3 estrategias para el manejo exitoso de la ira en el matrimonio

El matrimonio por lo general tiende a producir más ira que otras relaciones. Tal vez esto se deba a que pasar tanto tiempo con otra persona naturalmente crea más oportunidades para enojarse. También bajamos la guardia con nuestro cónyuge, la persona que más amamos. Si bien ser vulnerable y desprotegido permite una mayor intimidad, también abre la puerta a más ira y frustración.

Aunque todas las parejas casadas experimentarán enojo el uno hacia el otro, aún así debe mantenerse bajo control. Después de todo, la forma en que manejamos nuestras emociones afecta directamente nuestras relaciones, especialmente las más cercanas a nosotros. Agregue la decepción, las expectativas no cumplidas y otros factores estresantes comunes en el matrimonio, y tendrá un polvorín hirviendo.

La ira puede ser útil cuando se canaliza, trata y controla adecuadamente en su matrimonio. Pero no debería tener poder sobre tu vida porque la ira descontrolada puede crear un daño devastador en tu relación. Si el enojo es un problema recurrente en su matrimonio, hay algunos pasos que puede seguir para manejarlo mejor.

1. Reconoce cómo te sientes.

Aunque muchas personas evitan los conflictos y prefieren no decir cuándo están molestos con su cónyuge, en realidad puede ser útil reconocer cómo te sientes. No se ponga en negación ni trate de reprimir sus sentimientos. En cambio, reconócelos. Reprimir tu ira solo hará que vuelva a rugir con fuerza más tarde, donde puede manifestarse en un nivel inapropiado.
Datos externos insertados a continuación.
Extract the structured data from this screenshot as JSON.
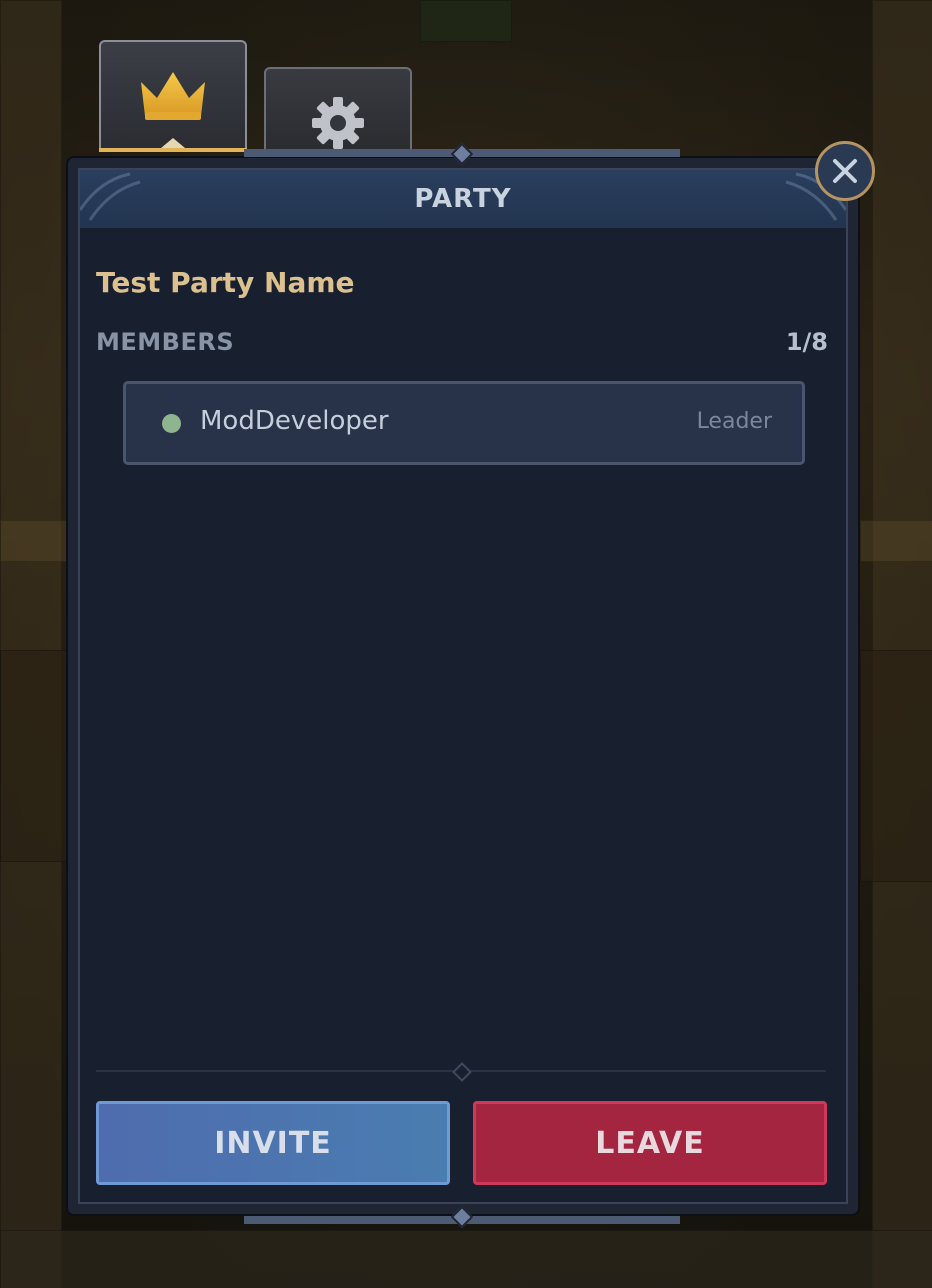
{
  "tabs": [
    {
      "icon": "crown-icon",
      "active": true
    },
    {
      "icon": "gear-icon",
      "active": false
    }
  ],
  "panel": {
    "title": "PARTY",
    "party_name": "Test Party Name",
    "members_label": "MEMBERS",
    "members_count": "1/8",
    "members": [
      {
        "name": "ModDeveloper",
        "role": "Leader",
        "status_color": "#8eb58e"
      }
    ]
  },
  "buttons": {
    "invite": "INVITE",
    "leave": "LEAVE"
  },
  "colors": {
    "accent_gold": "#e1b45a",
    "party_name": "#dcc08e",
    "invite": "#4a7db0",
    "leave": "#a3253f"
  }
}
Sentirse enojado con su cónyuge no lo convierte en un mal esposo o esposa. Te hace humano y es perfectamente normal sentirte así de vez en cuando. Una vez que sea plenamente consciente de su ira, puede comenzar a controlarla reconociendo cómo se siente. Si necesita ayuda para poner sus sentimientos en palabras, intente comenzar con algo como «Me siento molesto porque…»

2. No combatas el fuego con fuego.

En Efesios 4:26, el apóstol Pablo escribió: «En vuestro enojo, no pequéis». En Romanos 12:17, también escribió: «Nunca devuelvan mal por mal». Eso resume perfectamente cómo debemos manejar nuestra ira en el matrimonio y en la vida.

Incluso cuando estamos heridos y enojados, nunca debemos tratar de compensarlo lastimando a nuestro cónyuge. Cuando nos fijamos en cómo causar dolor a nuestro cónyuge a cambio, la ira que podría haber sido momentánea puede echar raíces y convertirse en un monstruo de proporciones épicas. Cuando esto sucede, nos hacemos vulnerables a albergar resentimiento e incluso desprecio por nuestro cónyuge.

3. Haz de la empatía una prioridad.

Tratar de entender realmente de dónde viene nuestro cónyuge cuando estamos molestos puede ayudarnos a cultivar la empatía. Eso significa que caminamos en los zapatos de nuestro cónyuge antes de saltar a conclusiones y perseguir nuestro enojo en algún lugar que cause más daño en nuestro matrimonio. Comprender lo que está sucediendo desde la perspectiva de su cónyuge lo ayudará a calmar sus propios sentimientos reactivos y determinar la mejor manera de responder.

Si has actuado de manera hiriente hacia tu cónyuge como resultado de la ira, necesitarás tomarte un tiempo para reflexionar y disculparte. Cuando su esposo se disculpe con usted, sea receptivo a lo que él está tratando de comunicar. Y recuerda, siempre puedes tomar un descanso en medio de un conflicto para reagruparte, ordenar tus pensamientos y llegar a un lugar más tranquilo antes de continuar.